Matching and sorting scales as O(N^3) in models with large numbers of discrete variables

Consider the models BreakerNetwork_N_XX in the ScalableTestSuite test results. These are the times spent by prepare postOptimizeDAE

N time
160 0.514
320 4.7
640 49
1280 436

which is O(N3).

Note that in other similar large models, but lacking discrete variables, the scaling is roughly linear, see, e.g., DistributionSystemModelica_N_XX_M_XX


The culprit is mapSortEqnsDAE (Tarjan's algorithm)
It would be worth looking at that, because I see it called 27 times during simulation where three calls have considerable running times (one is in the prepare postOptimizeDAE phase)

The culprit is mapSortEqnsDAE (Tarjan's algorithm)

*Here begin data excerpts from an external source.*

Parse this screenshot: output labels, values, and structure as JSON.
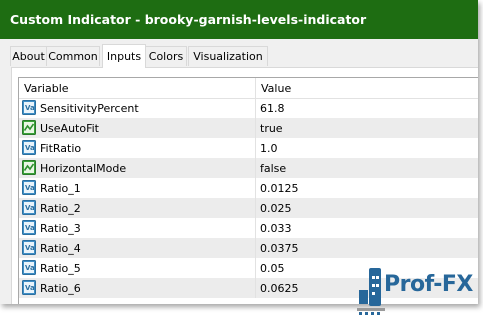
{
  "window": {
    "title": "Custom Indicator - brooky-garnish-levels-indicator"
  },
  "tabs": [
    {
      "label": "About"
    },
    {
      "label": "Common"
    },
    {
      "label": "Inputs"
    },
    {
      "label": "Colors"
    },
    {
      "label": "Visualization"
    }
  ],
  "active_tab": "Inputs",
  "grid": {
    "headers": {
      "variable": "Variable",
      "value": "Value"
    },
    "rows": [
      {
        "name": "SensitivityPercent",
        "value": "61.8",
        "icon": "double-value-icon"
      },
      {
        "name": "UseAutoFit",
        "value": "true",
        "icon": "boolean-value-icon"
      },
      {
        "name": "FitRatio",
        "value": "1.0",
        "icon": "double-value-icon"
      },
      {
        "name": "HorizontalMode",
        "value": "false",
        "icon": "boolean-value-icon"
      },
      {
        "name": "Ratio_1",
        "value": "0.0125",
        "icon": "double-value-icon"
      },
      {
        "name": "Ratio_2",
        "value": "0.025",
        "icon": "double-value-icon"
      },
      {
        "name": "Ratio_3",
        "value": "0.033",
        "icon": "double-value-icon"
      },
      {
        "name": "Ratio_4",
        "value": "0.0375",
        "icon": "double-value-icon"
      },
      {
        "name": "Ratio_5",
        "value": "0.05",
        "icon": "double-value-icon"
      },
      {
        "name": "Ratio_6",
        "value": "0.0625",
        "icon": "double-value-icon"
      }
    ]
  },
  "watermark": {
    "text": "Prof-FX",
    "icon": "prof-fx-logo-icon"
  },
  "colors": {
    "title_bar": "#1e6d12",
    "row_alt": "#ececec",
    "logo": "#27679a",
    "double_icon": "#3f8fc6",
    "bool_icon": "#3aa33a"
  }
}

I understand that the complexity of Tarjan's algorithm is linear with the number of nodes and edges in the graph, so this should scale as O(N). I guess there's something very inefficient in the algorithm's implementation.

In the meantime the performance reported by execstat on Hudson has improved by a constant factor around 2.5 w.r.t. the values reported when I opened this ticket, but it is still O(N3).

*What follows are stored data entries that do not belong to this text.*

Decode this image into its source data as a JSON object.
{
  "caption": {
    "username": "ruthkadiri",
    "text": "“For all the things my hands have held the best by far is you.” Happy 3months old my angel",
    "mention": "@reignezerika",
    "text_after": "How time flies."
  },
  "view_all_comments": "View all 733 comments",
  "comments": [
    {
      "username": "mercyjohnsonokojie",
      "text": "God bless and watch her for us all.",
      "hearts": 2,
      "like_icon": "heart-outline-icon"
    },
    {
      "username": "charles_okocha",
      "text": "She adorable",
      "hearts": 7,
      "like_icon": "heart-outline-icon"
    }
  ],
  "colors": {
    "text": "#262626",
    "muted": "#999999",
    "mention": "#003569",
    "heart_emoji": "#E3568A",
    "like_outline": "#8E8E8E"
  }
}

Status update, with results from

N time
160 0.4
320 3.6
640 27.9
1280 237.3

which is still O(N3).

@ptaeuber, could you have a look at this? I noticed that (according to @hkiel's comment), this large amount of time is also spent by matching and sorting.

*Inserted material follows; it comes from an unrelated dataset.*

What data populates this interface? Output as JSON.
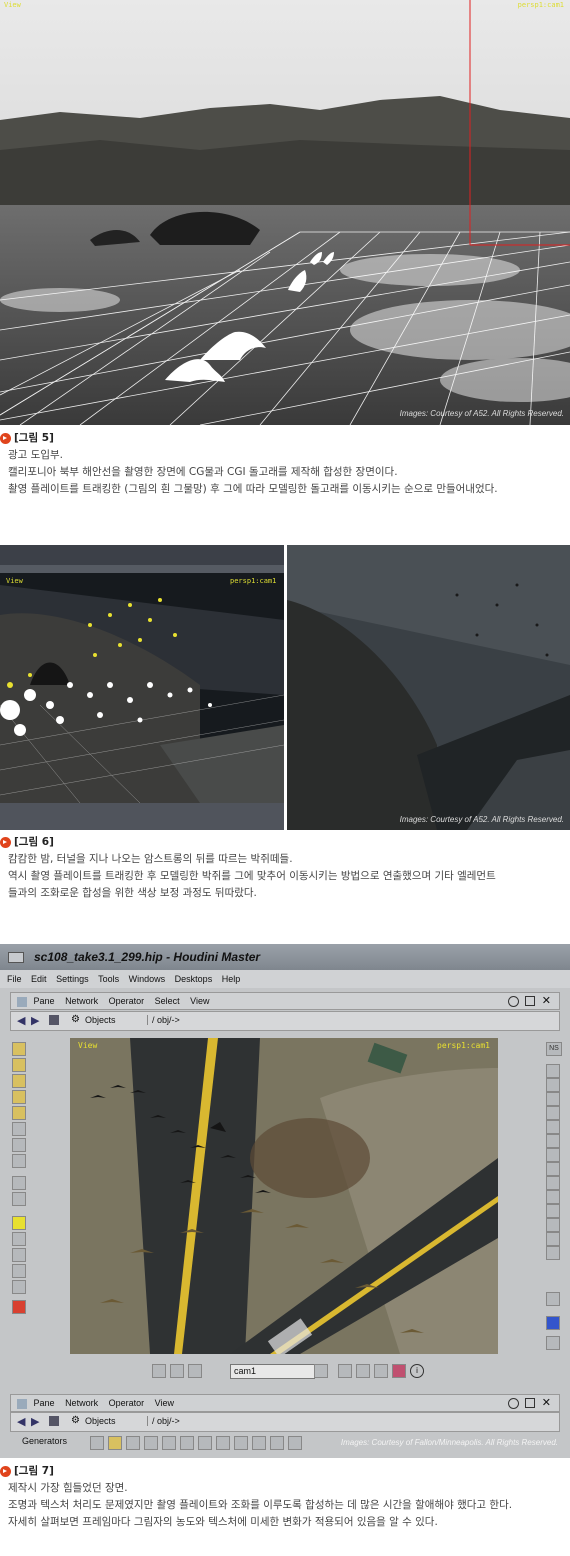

Maybe there is something wrong (or grossly naive) in how we deal with the sorting of hybrid systems? This phenomenon only takes place when there are many events and discrete variables involved.


Summary: Prepare PostOptimizeDAE scales as O(N^3) in models with large numbers of discrete variablesMatching and sorting scales as O(N^3) in models with large numbers of discrete variables

BTW, the BreakerNetwork_N_XX models show similar times also for tearingSystem. I guess the root cause is the same, please have a look at that also.

I am changing the summary to reflect more precisely what the problem is.

Most of the time is spent in Differentiate.differentiateExp() for big models:

N time tearing time tearing w/o LC
(init) (sim) (init) (sim)
320 3.86 4.04 1.44 1.41
640 33.7 33.3 7.97 7.27
1280 281.6 275.9 46.85 42.3

Most of the time is spent for loop checking in the differentiation. So with removed loop check (w/o LC) times are very much lower. See #4454. I would go for removing the check completely as proposed in PR1698.

Since removing the loop check much less time is spent for prepare postOptimizeDAE (which is actually the matching and sorting of the initial system) as well:

N time (prepare postOptimizeDAE)
320 0.226
640 0.6898

Excellent result, thanks for your efforts! A two orders of magnitude improvement on the largest model sounds really impressive :)

I guess I can now close this ticket for good.